What’s fuelling the current digital assets, and in particular crypto craze, is largely a combination of an ambivalent regulatory environment, a global bubble and low or no barriers to entry, all magnified by the ubiquitous smartphone and cheap data availability. From an institutional perspective, there has been a demand for tailor-made investment products. Although there has been a slow cautious approach to digital assets in general, there are clear indications that institutional investors have officially entered the market. It’s a clear case of FOMO (fear of missing out); the risk of not participating in this space holds more risk than involvement with this new asset class.

Barriers that held institutional adoption back have been removed. The digital asset market is now equipped with institutional-grade custody and infrastructure providers.

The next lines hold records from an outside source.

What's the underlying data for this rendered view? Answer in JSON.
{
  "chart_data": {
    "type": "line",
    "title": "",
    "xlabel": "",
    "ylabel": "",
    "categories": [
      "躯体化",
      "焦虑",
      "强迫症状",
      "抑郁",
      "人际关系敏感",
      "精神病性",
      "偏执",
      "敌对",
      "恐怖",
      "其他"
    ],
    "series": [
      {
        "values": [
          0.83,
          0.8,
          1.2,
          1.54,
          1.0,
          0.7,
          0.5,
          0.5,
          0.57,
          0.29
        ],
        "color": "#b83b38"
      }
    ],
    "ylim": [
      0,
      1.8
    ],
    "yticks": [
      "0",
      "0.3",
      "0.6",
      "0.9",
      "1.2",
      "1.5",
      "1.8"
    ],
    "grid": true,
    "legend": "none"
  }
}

In APAC especially, there has been growing interest for institutional-grade cryptocurrency surveillance and trading options servicing.

APAC is cementing its status as a crucial region for digital asset innovation, with cities such as Singapore and Hong Kong cementing their status as FinTech and innovation hubs in the region. As the digital assets market keeps expanding, crypto trading strategies are also becoming increasingly complex. There’s been interest from investors in cryptocurrency arbitrage, those looking for low-risk yields and are seeking out tools that can help them with this. As a market that never closes, Cryptocurrency trading firms must be equipped for a multitude of scenarios – making reliable deterministic low latency a crucial ability so as to dominate. Firms need to successfully bridge the pricing gaps across various exchanges, which are located at points all over the globe, which is why they need an industry-leading, technology-forward solution to ensure their ability to extract profits is maximised.

Large vendors such as Mastercard are now making digital assets available on its network, announcing in February that they plan to begin supporting some cryptocurrencies. Since then, the company has shown an increasing interest in digital assets.

The pandemic, which has exacerbated the economic downturn has driven increased adoption of digital assets. The world is showing signs of distrust towards the current financial system, and government-backed fiat currencies, which have been weakened and vulnerable to inflation. Ultimately, this has what’s driven more public companies, and institutional investors to diversify their reserves into this new asset class. The digital economy is here to stay, whether or not it will replace the current financial system in the future is open to debate. However, what is clear, those institutional players that want to participate are only willing to do so if there is a level of risk mitigation and compliance baked into investment strategies and processes.